From these texts, Grattan concludes that “hope is not paranoid, nor is it empty optimism; hope leaves tentative feelers out that scrabble and overreach; hope, finally, is consistently battered and blunted, but persists” (125). Hope’s persistence should make it a venerable subject of study and Grattan’s book highlights how much we need an affirmative turn in criticism. Our traditional reading of hope as naïve reveals that, without our knowing it, “the pervasive turn toward negative affects as the natural space for critique has, in part, worked to disarm leftist political thought” (1). What we can find through reading hope, Grattan suggests, is a more complex inventory of texts and a new set of ways to read those texts that replenishes the pessimism which continues to disarm us.
Hope is certainly not stupid.
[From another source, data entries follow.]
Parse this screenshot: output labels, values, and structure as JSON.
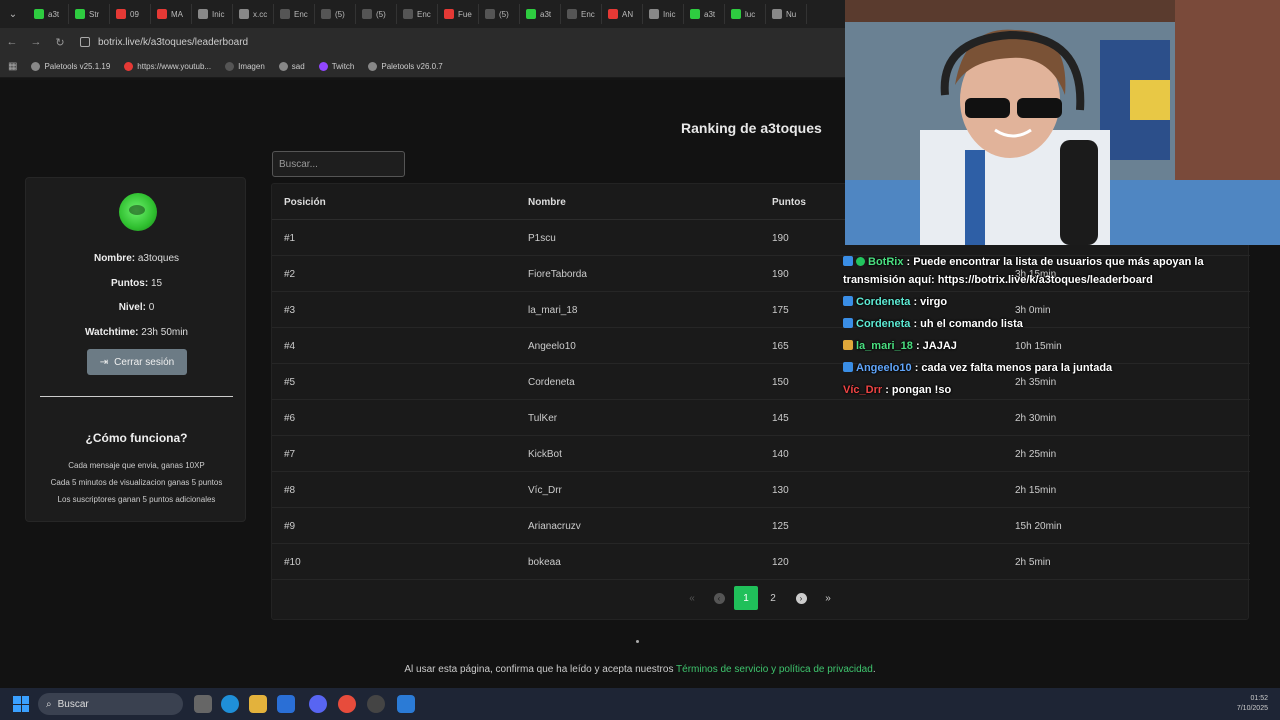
{
  "browser": {
    "tabs": [
      "a3t",
      "Str",
      "09",
      "MA",
      "Inic",
      "x.cc",
      "Enc",
      "(5)",
      "(5)",
      "Enc",
      "Fue",
      "(5)",
      "a3t",
      "Enc",
      "AN",
      "Inic",
      "a3t",
      "luc",
      "Nu"
    ],
    "url": "botrix.live/k/a3toques/leaderboard",
    "bookmarks": [
      "Paletools v25.1.19",
      "https://www.youtub...",
      "Imagen",
      "sad",
      "Twitch",
      "Paletools v26.0.7"
    ]
  },
  "page": {
    "title": "Ranking de a3toques",
    "search_placeholder": "Buscar...",
    "profile": {
      "name_label": "Nombre:",
      "name": "a3toques",
      "points_label": "Puntos:",
      "points": "15",
      "level_label": "Nivel:",
      "level": "0",
      "watch_label": "Watchtime:",
      "watch": "23h 50min",
      "logout": "Cerrar sesión"
    },
    "how": {
      "title": "¿Cómo funciona?",
      "lines": [
        "Cada mensaje que envia, ganas 10XP",
        "Cada 5 minutos de visualizacion ganas 5 puntos",
        "Los suscriptores ganan 5 puntos adicionales"
      ]
    },
    "table": {
      "headers": [
        "Posición",
        "Nombre",
        "Puntos"
      ],
      "rows": [
        {
          "pos": "#1",
          "name": "P1scu",
          "points": "190",
          "time": ""
        },
        {
          "pos": "#2",
          "name": "FioreTaborda",
          "points": "190",
          "time": "3h 15min"
        },
        {
          "pos": "#3",
          "name": "la_mari_18",
          "points": "175",
          "time": "3h 0min"
        },
        {
          "pos": "#4",
          "name": "Angeelo10",
          "points": "165",
          "time": "10h 15min"
        },
        {
          "pos": "#5",
          "name": "Cordeneta",
          "points": "150",
          "time": "2h 35min"
        },
        {
          "pos": "#6",
          "name": "TulKer",
          "points": "145",
          "time": "2h 30min"
        },
        {
          "pos": "#7",
          "name": "KickBot",
          "points": "140",
          "time": "2h 25min"
        },
        {
          "pos": "#8",
          "name": "Víc_Drr",
          "points": "130",
          "time": "2h 15min"
        },
        {
          "pos": "#9",
          "name": "Arianacruzv",
          "points": "125",
          "time": "15h 20min"
        },
        {
          "pos": "#10",
          "name": "bokeaa",
          "points": "120",
          "time": "2h 5min"
        }
      ]
    },
    "pager": {
      "first": "«",
      "prev": "‹",
      "pages": [
        "1",
        "2"
      ],
      "active": "1",
      "next": "›",
      "last": "»"
    },
    "footer": {
      "text": "Al usar esta página, confirma que ha leído y acepta nuestros ",
      "link": "Términos de servicio y política de privacidad",
      "end": "."
    }
  },
  "chat": [
    {
      "user": "BotRix",
      "color": "#4ade80",
      "text": " : Puede encontrar la lista de usuarios que más apoyan la transmisión aquí: https://botrix.live/k/a3toques/leaderboard",
      "badge": "blue",
      "check": true
    },
    {
      "user": "Cordeneta",
      "color": "#5eead4",
      "text": " : virgo",
      "badge": "blue"
    },
    {
      "user": "Cordeneta",
      "color": "#5eead4",
      "text": " : uh el comando lista",
      "badge": "blue"
    },
    {
      "user": "la_mari_18",
      "color": "#4ade80",
      "text": " : JAJAJ",
      "badge": "gold"
    },
    {
      "user": "Angeelo10",
      "color": "#60a5fa",
      "text": " : cada vez falta menos para la juntada",
      "badge": "blue"
    },
    {
      "user": "Víc_Drr",
      "color": "#ef4444",
      "text": " : pongan !so",
      "badge": ""
    }
  ],
  "taskbar": {
    "search": "Buscar",
    "time": "01:52",
    "date": "7/10/2025"
  }
}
Throughout the book, Grattan demonstrates in lucid prose the profound intelligence of hope: its ability to read objects complexly, to negotiate time and space, to envision a world both radically different and just different enough to be better than the present. Hope provides a method through which we admit to the incommensurable situation of the present and through which we make art that explores its alternatives, large and small.
Hope Isn’t Stupid also reveals the intelligence of the affirmative turn, and Grattan’s readings of utopian narratives show us how to maneuver through a canon of criticism to produce new insight. On the one hand, Grattan suggests the affirmative turn will have to give sustained attention to neoliberal capitalism, which is its foil. On the other hand, it will need to persistently and patiently correct the practitioners of the hermeneutics of suspicion for indulging in the tautologies of negative affect. Ultimately, the turn affirms the possible in the arts of the present rather than expositing its faults and pessimistically dismissing its possibilities even before they begin to bear fruit. In doing such work, the affirmative turn promises to be both reparative and rehabilitative. After finishing Grattan’s book, I was all the more convinced that hope’s bad rap is not reflective of hope itself, but rather our criticism of it, which fundamentally misunderstands hope because it will not succumb to criticism’s penchant for negativity.
Nor should we. Those looking for a method through which they can perform innovative criticism in contemporary literature without relying on the tired tropes of critique will find one here.